Large waist, high blood pressure, excess blood sugar, high levels of the blood fat triglycerides, or low counts of good HDL cholesterol: Any one of these can harm your health. But when three or more occur together, it gets a new name: metabolic syndrome, a cluster of conditions that raise the risk of heart disease, stroke and diabetes.
But lifestyle changes can delay or prevent serious health problems. Science-backed strategies include not smoking and taking these three additional steps:
Walk (fast). How hard you exercise, not how long, matters more, a study of 10,000 adults in Denmark suggests. Researchers found fast walking and jogging every day can cut the risk of heart disease and stroke by up to 50 percent, but walking an hour a day makes little difference. Another study found that people who lift weights are less prone to metabolic syndrome. Before starting new exercise, talk with your doctor.
Eat fruits and vegetables. Peaches, plums and nectarines in particular have compounds that may fight metabolic syndrome, a study suggests. Other tips: Include lean meats and fish, fat-free or low-fat dairy, whole grains and beans; and limit salt, sugar and saturated fats.

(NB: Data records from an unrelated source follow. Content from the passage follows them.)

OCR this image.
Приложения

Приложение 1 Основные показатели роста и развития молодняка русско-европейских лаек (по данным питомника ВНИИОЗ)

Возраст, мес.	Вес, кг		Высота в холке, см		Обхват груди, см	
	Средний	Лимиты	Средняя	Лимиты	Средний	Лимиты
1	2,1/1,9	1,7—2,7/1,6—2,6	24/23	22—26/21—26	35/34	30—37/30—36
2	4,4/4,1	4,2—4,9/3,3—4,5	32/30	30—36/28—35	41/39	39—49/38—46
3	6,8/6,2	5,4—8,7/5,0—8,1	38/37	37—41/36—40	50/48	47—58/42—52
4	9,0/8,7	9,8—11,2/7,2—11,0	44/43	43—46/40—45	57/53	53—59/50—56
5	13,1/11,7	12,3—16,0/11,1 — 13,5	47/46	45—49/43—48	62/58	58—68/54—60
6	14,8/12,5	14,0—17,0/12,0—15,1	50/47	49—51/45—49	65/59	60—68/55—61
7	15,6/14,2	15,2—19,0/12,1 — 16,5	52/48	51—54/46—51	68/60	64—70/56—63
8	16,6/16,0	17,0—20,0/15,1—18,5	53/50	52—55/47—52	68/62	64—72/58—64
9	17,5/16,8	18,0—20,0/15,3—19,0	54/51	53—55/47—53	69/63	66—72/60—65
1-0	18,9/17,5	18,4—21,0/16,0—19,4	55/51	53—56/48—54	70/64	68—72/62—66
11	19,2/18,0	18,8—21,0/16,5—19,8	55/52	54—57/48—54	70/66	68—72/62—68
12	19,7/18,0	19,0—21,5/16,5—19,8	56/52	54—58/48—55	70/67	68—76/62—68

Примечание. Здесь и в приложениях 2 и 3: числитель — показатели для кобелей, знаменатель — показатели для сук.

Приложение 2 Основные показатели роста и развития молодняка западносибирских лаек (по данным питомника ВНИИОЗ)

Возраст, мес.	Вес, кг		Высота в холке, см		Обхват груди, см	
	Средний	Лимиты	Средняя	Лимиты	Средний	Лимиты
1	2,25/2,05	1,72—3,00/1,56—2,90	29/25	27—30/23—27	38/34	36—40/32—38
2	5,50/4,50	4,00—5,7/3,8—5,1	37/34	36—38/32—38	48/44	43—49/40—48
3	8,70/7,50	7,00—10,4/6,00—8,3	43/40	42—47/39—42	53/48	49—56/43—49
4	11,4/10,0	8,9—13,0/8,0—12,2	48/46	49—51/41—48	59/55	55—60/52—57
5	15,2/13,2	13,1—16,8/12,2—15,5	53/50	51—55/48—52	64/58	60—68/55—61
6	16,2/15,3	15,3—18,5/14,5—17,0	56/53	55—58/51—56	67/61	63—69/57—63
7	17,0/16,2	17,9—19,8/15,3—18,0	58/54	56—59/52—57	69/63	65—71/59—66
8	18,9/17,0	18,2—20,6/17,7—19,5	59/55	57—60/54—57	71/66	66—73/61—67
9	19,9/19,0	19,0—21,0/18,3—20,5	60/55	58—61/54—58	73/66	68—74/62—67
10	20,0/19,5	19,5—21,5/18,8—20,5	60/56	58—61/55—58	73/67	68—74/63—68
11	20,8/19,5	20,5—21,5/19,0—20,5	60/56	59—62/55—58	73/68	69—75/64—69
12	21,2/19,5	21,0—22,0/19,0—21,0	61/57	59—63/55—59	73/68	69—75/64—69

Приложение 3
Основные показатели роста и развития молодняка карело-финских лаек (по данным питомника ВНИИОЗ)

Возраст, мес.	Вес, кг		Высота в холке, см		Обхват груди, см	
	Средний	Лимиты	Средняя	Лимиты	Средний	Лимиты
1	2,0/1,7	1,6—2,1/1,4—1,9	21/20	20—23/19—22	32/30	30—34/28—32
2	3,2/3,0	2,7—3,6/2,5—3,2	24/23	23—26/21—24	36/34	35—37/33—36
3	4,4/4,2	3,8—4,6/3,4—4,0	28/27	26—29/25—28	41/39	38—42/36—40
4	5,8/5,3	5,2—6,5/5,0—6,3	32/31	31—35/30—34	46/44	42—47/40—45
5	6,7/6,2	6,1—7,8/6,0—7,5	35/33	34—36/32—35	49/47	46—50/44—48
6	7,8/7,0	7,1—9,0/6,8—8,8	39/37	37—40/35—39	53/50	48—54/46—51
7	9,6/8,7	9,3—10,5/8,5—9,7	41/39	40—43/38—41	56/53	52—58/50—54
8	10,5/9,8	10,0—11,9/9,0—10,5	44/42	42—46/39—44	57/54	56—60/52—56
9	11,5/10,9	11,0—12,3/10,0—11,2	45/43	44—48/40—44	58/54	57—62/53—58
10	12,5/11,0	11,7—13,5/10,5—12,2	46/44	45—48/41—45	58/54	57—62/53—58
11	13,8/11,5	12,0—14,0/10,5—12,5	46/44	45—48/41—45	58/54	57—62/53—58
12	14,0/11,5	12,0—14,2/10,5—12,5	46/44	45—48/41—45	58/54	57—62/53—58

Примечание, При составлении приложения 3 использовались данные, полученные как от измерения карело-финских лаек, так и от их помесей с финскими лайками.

Get your BMI under 25. Body mass index, which is calculated from height and weight, is an estimate of body fat. A BMI of 18.5 to 24.9 is considered normal, and it's the goal range to prevent and manage metabolic syndrome. Note: Losing as little as 5 to 10 percent of your body weight helps insulin and blood pressure and can lessen the risk of diabetes.
Quit smoking. Not only does it worsen the health consequences of metabolic syndrome, but smoking harms every organ in your body and raises your risk of cancer, heart, lung and respiratory disease. For help, visit smokefree.gov or call 1-800-QUIT-NOW.